Big Mistakes on Countrywide and Healthcare Polls

Health Care Ideas and Issues National Politics
Charles Blow

New Orleans   Charles Blow, the statistical columnist for the Times, did an excellent job today of “catching the cat,” as he called it by looking under the numbers of the polls around support or opposition to the Affordable Care Act (ACA).

Looking at a Times/CBS poll that is widely cited by the Republicans as their evidence that the American people hate the ACA, Blow noted that the actual poll showed that 27% of those polled said that ACA did not go far enough and 25% said ACA was about right.  In simple math that’s 52% support for ACA, which undermines the Republican’s claims about the 37% that said ACA “went too far.”  Looking further at the cross references in the poll, he found that those believing it went too far only accounted for 27% of the poll!  Furthermore some of the folks that wanted the bill struck down by the court were “single payers” who wanted Congress to go back and give us a better bill.

This problem with math skills deficiency in America today pervades politics and should lead to some kind of legislation, perhaps something like a No Politician Left Behind bill?

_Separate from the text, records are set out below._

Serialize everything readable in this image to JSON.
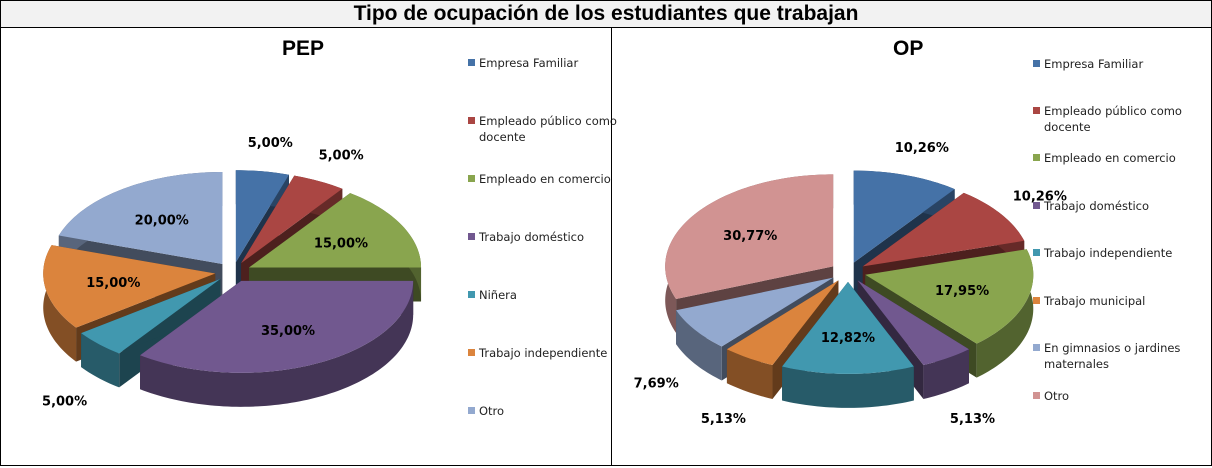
{
  "title": "Tipo de ocupación de los estudiantes que trabajan",
  "chart_data": [
    {
      "type": "pie",
      "style": "3d-exploded",
      "title": "PEP",
      "categories": [
        "Empresa Familiar",
        "Empleado público como docente",
        "Empleado en comercio",
        "Trabajo doméstico",
        "Niñera",
        "Trabajo independiente",
        "Otro"
      ],
      "values": [
        5.0,
        5.0,
        15.0,
        35.0,
        5.0,
        15.0,
        20.0
      ],
      "labels": [
        "5,00%",
        "5,00%",
        "15,00%",
        "35,00%",
        "5,00%",
        "15,00%",
        "20,00%"
      ],
      "colors": [
        "#4572a7",
        "#aa4643",
        "#89a54e",
        "#71588f",
        "#4198af",
        "#db843d",
        "#93a9cf"
      ],
      "legend": "right"
    },
    {
      "type": "pie",
      "style": "3d-exploded",
      "title": "OP",
      "categories": [
        "Empresa Familiar",
        "Empleado público como docente",
        "Empleado en comercio",
        "Trabajo doméstico",
        "Trabajo independiente",
        "Trabajo municipal",
        "En gimnasios o jardines maternales",
        "Otro"
      ],
      "values": [
        10.26,
        10.26,
        17.95,
        5.13,
        12.82,
        5.13,
        7.69,
        30.77
      ],
      "labels": [
        "10,26%",
        "10,26%",
        "17,95%",
        "5,13%",
        "12,82%",
        "5,13%",
        "7,69%",
        "30,77%"
      ],
      "colors": [
        "#4572a7",
        "#aa4643",
        "#89a54e",
        "#71588f",
        "#4198af",
        "#db843d",
        "#93a9cf",
        "#d19392"
      ],
      "legend": "right"
    }
  ]
}
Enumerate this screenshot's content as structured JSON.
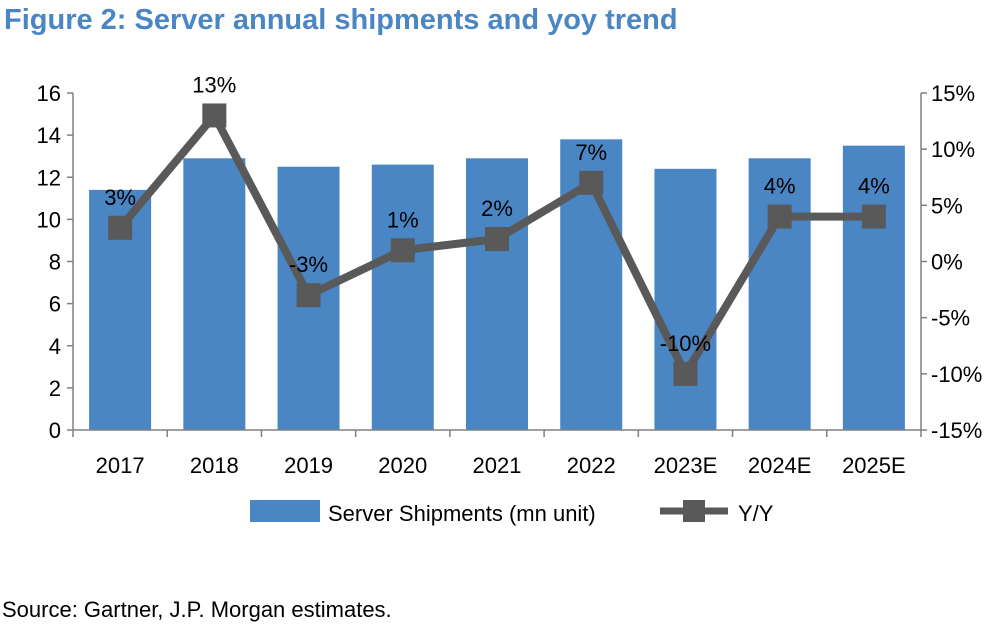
{
  "title": "Figure 2: Server annual shipments and yoy trend",
  "source": "Source: Gartner, J.P. Morgan estimates.",
  "chart_data": {
    "type": "bar",
    "categories": [
      "2017",
      "2018",
      "2019",
      "2020",
      "2021",
      "2022",
      "2023E",
      "2024E",
      "2025E"
    ],
    "series": [
      {
        "name": "Server Shipments (mn unit)",
        "type": "bar",
        "axis": "left",
        "color": "#4a86c4",
        "values": [
          11.4,
          12.9,
          12.5,
          12.6,
          12.9,
          13.8,
          12.4,
          12.9,
          13.5
        ]
      },
      {
        "name": "Y/Y",
        "type": "line",
        "axis": "right",
        "color": "#595959",
        "values": [
          3,
          13,
          -3,
          1,
          2,
          7,
          -10,
          4,
          4
        ],
        "labels": [
          "3%",
          "13%",
          "-3%",
          "1%",
          "2%",
          "7%",
          "-10%",
          "4%",
          "4%"
        ]
      }
    ],
    "y_left": {
      "min": 0,
      "max": 16,
      "ticks": [
        0,
        2,
        4,
        6,
        8,
        10,
        12,
        14,
        16
      ],
      "tick_labels": [
        "0",
        "2",
        "4",
        "6",
        "8",
        "10",
        "12",
        "14",
        "16"
      ]
    },
    "y_right": {
      "min": -15,
      "max": 15,
      "ticks": [
        -15,
        -10,
        -5,
        0,
        5,
        10,
        15
      ],
      "tick_labels": [
        "-15%",
        "-10%",
        "-5%",
        "0%",
        "5%",
        "10%",
        "15%"
      ]
    },
    "xlabel": "",
    "ylabel": "",
    "legend": {
      "position": "bottom",
      "items": [
        "Server Shipments (mn unit)",
        "Y/Y"
      ]
    },
    "grid": false
  }
}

Speaking of enormous math errors, the Wall Street Journal noted that our friends at Bank of America have now ended up paying an extra $40 billion for their originally ill-advised purchase of Countrywide Mortgage for $2.5 billion as it headed for the tank.  Fresh from negotiations with Countrywide, I can still remember the conversations that we had with the Bank of America folks we worked with on mortgage lending where we advised them it was a HUGE MISTAKE for them to buy Countrywide.   But, what did we know, huh?

Math is a tool, and could be a friend, if you embraced it.